AS CARTAS DOS ÍNDIOS CAMARÕES: HISTÓRIA E ANÁLISE INTERNA

As seis cartas que se seguem estão entre os documentos da Companhia das Índias Ocidentais guardados na Real Biblioteca de Haia, na Holand[1]. Foram escritas entre 19 de agosto e 21 de outubro de 1645. Somente uma delas foi escrita em agosto, pouco mais de um mês após o massacre de Cunhaú. As outras cinco foram escritas todas em outubro, após o massacre de Uruaçu.

A existência de tais cartas foi revelada pelo historiador José Hygino Duarte Pereira, em 1885. Elas vêm acompanhadas de resumos em holandês feitos pelo pastor calvinista Johannes Eduards, que participou da ocupação holandesa do litoral nordestino.

Em 1906, o engenheiro baiano Theodoro Sampaio, autor de “O tupi na geografia nacional” (Sampaio, 1987), publicou na Revista do Instituto Arqueológico e Geográfico Pernambucano um artigo intitulado “Cartas tupis dos Camarões”. No introito, Sampaio reconhece que quase nada conseguiu fazer na tradução das referidas cartas:

Confesso que só com grande dificuldade consegui entender o tupi em que foram escritas as duas primeiras cartas, as únicas em que logrei fazer alguma coisa na restauração e tradução do texto. As restantes estão ainda para mim indecifráveis. São verdadeiros enigmas (Sampaio, 1906, p. 36).

Sampaio tentou traduzir (e o fez precariamente), apoiado nos comentários em holandês do pastor Eduards, duas cartas, uma datada de 17 de outubro de 1645 (de autoria de Diogo da Costa) e outra de 21 de outubro daquele ano (de Diogo Pinheiro Camarão). Esta última foi novamente traduzida e publicada por Navarro (1998), sendo a única das seis cartas que, até hoje, tivera tradução integral.

Embora não haja menção explícita nas cartas aos morticínios de Cunhaú e de Uruaçu, cometidos pelos holandeses e seus aliados índios, é indubitável que eles ajudaram a precipitar os acontecimentos e levar ao acirramento das hostilidades.

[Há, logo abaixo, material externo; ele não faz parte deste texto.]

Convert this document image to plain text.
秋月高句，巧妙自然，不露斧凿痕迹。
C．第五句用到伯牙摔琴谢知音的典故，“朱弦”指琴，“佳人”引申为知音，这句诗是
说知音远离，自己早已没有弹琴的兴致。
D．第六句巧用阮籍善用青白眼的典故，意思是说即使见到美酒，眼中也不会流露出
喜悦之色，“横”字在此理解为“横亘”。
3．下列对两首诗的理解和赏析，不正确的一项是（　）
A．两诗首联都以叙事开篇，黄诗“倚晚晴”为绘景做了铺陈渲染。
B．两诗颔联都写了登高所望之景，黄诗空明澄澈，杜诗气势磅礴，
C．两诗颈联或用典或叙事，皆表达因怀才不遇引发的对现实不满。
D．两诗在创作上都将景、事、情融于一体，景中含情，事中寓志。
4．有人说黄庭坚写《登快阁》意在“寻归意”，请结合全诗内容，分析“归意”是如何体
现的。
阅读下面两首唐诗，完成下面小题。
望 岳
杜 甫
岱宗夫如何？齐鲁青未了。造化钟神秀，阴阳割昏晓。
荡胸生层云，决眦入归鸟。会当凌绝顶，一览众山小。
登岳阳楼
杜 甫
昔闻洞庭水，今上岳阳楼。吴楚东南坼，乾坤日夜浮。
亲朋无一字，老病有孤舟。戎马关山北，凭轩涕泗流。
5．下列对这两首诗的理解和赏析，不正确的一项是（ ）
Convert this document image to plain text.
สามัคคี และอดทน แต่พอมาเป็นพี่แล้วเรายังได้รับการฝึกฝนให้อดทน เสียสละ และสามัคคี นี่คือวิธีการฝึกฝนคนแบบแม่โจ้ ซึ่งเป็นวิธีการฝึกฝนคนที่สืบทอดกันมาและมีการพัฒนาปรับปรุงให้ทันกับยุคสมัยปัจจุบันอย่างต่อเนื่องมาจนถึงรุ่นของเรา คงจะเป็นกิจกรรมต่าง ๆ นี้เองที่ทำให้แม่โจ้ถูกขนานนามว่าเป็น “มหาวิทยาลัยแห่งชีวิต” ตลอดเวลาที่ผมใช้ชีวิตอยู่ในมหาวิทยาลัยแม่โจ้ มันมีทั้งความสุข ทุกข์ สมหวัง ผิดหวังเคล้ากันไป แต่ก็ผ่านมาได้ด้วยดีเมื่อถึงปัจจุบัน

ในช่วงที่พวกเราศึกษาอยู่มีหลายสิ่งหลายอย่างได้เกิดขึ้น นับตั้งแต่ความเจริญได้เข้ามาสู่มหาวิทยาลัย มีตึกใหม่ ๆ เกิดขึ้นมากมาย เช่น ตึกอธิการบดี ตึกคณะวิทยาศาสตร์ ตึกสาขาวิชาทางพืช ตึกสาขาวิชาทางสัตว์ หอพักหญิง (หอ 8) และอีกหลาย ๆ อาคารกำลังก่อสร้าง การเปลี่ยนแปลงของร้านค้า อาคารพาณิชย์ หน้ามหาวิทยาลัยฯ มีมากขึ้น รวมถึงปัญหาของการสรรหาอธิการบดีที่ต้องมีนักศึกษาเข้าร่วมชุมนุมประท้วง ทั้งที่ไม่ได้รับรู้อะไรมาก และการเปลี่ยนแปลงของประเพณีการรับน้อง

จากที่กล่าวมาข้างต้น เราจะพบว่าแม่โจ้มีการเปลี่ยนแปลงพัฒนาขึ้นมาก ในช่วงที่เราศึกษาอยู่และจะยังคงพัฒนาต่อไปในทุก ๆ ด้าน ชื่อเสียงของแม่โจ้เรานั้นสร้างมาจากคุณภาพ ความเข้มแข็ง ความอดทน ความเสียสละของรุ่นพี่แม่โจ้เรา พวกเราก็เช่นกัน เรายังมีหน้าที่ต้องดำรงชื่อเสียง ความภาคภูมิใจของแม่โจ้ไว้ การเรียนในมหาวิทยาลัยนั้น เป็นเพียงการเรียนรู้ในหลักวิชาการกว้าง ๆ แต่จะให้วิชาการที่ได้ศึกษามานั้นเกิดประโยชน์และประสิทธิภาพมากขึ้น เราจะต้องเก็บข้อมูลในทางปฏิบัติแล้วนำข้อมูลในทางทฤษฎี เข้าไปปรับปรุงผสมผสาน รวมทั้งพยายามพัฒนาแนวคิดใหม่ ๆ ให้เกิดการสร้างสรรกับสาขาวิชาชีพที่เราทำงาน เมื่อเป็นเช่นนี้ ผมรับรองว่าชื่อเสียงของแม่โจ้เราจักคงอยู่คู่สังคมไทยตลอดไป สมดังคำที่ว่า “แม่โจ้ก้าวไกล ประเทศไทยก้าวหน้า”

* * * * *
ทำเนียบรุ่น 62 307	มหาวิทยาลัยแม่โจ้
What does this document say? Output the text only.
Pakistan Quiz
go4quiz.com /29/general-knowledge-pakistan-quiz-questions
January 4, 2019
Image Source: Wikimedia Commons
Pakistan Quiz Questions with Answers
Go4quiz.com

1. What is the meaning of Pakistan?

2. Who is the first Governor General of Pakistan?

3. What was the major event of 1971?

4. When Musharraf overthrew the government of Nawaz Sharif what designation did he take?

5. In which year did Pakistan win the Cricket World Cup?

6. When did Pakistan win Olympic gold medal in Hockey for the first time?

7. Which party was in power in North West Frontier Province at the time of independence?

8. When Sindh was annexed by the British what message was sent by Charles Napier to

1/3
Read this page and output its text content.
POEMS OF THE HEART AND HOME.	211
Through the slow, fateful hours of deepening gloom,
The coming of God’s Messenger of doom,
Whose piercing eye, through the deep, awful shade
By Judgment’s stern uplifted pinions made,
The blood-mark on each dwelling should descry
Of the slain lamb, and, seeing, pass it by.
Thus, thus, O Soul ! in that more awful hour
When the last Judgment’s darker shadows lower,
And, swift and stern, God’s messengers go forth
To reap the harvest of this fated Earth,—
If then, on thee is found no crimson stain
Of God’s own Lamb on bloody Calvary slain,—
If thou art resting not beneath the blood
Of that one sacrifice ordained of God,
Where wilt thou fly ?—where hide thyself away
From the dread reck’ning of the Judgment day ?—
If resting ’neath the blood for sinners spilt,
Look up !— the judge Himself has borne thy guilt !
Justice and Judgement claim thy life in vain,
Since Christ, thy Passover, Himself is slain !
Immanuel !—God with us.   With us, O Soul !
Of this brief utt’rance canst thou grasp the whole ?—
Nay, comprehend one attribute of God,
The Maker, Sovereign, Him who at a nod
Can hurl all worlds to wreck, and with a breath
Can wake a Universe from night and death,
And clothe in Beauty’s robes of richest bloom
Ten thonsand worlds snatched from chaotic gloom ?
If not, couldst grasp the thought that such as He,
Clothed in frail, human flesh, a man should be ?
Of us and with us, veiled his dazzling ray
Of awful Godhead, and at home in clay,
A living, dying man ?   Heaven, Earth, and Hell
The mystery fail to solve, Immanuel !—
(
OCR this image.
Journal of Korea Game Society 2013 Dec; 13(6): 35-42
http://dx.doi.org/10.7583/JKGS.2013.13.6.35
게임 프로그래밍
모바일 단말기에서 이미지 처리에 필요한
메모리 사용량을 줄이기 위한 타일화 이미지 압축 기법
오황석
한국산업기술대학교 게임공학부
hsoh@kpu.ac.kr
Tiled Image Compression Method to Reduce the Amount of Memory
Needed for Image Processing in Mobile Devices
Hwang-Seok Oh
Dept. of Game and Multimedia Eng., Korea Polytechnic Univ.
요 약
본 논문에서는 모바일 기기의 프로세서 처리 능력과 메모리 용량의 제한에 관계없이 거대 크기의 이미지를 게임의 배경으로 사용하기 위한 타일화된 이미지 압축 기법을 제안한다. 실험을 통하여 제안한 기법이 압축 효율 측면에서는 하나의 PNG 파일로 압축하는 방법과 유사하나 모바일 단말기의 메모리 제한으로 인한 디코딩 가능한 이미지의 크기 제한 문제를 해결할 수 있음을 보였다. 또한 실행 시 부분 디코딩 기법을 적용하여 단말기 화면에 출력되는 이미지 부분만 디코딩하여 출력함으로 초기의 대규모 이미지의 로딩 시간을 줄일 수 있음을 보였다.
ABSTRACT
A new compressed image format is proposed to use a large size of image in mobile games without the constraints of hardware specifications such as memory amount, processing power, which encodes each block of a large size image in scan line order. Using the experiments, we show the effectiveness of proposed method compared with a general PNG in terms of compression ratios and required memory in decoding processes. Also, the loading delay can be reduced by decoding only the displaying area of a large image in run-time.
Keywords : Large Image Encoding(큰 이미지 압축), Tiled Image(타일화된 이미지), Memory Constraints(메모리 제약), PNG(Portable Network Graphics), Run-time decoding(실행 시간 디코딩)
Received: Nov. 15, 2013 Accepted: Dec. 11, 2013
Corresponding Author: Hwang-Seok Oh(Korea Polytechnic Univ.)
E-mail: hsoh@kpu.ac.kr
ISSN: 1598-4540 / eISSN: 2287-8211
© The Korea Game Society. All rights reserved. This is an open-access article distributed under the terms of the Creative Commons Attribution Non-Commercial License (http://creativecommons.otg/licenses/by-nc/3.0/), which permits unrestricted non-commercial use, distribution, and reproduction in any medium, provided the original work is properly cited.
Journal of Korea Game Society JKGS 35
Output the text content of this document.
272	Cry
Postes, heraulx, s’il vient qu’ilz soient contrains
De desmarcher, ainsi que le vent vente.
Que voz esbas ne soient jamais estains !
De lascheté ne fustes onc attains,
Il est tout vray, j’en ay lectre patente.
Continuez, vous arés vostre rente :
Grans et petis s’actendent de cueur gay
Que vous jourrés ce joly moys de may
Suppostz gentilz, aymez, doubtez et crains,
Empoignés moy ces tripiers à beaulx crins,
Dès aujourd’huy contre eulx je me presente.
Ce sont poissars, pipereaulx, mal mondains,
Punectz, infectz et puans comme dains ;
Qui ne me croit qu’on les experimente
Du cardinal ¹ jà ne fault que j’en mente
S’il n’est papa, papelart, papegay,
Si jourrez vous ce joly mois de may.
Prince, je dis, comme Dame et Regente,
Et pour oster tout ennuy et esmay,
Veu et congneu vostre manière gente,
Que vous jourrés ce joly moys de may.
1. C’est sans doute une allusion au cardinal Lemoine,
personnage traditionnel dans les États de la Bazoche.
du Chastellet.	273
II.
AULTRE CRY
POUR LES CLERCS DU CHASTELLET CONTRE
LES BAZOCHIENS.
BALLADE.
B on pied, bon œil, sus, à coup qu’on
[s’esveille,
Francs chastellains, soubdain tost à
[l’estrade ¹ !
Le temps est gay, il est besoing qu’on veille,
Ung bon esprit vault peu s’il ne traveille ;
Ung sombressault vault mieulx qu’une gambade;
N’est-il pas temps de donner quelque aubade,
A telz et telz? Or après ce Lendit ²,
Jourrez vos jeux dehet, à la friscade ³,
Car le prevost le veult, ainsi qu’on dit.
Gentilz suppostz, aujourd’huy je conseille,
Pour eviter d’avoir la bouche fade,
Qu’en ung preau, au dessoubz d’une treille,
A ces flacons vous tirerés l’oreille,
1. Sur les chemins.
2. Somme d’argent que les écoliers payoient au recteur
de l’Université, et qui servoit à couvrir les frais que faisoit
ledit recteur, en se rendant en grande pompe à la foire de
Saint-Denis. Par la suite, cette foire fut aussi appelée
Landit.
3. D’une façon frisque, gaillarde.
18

Das seis cartas em tupi antigo, três foram escritas por Felipe Camarão. A primeira delas, datada de 19 de agosto de 1645 e dirigida a Pedro Poti, evidencia que a correspondência entre os potiguaras divididos em campos opostos já vinha acontecendo. Ele inicia sua missiva escrevendo que “. . . enviava de novo suas palavras . . .”. Tal carta foi escrita um dia depois da tomada do forte de Serinhaém, na costa pernambucana, ocorrida nos dias 17 e 18 de agosto de 1645. As duas outras cartas de Felipe Camarão foram escritas em 4 de outubro de 1645, uma novamente para Pedro Poti e a outra para Antônio Paraupaba. Conforme diz o missivista, o portador da carta escrita em 19 de agosto foi assassinado a mando de Pedro Poti. As duas cartas de 4 de outubro, que levam a assinatura do capitão-mor Antônio Felipe Camarão, têm a mesma letra, mas que não é aquela da carta escrita em 19 de agosto. Fica evidente que houve ao menos uma carta ditada pelo capitão-mor e escrita por outra pessoa.

Das três outras cartas, todas de outubro de 1645, uma foi escrita por um irmão legítimo de Pedro Poti, Diogo da Costa, que também foi o portador das duas cartas de Felipe Camarão ora mencionadas. Com tal iniciativa, mandando um irmão de Pedro Poti levar as cartas, Felipe Camarão tentava evitar um novo assassinato de seu portador no campo inimigo holandês.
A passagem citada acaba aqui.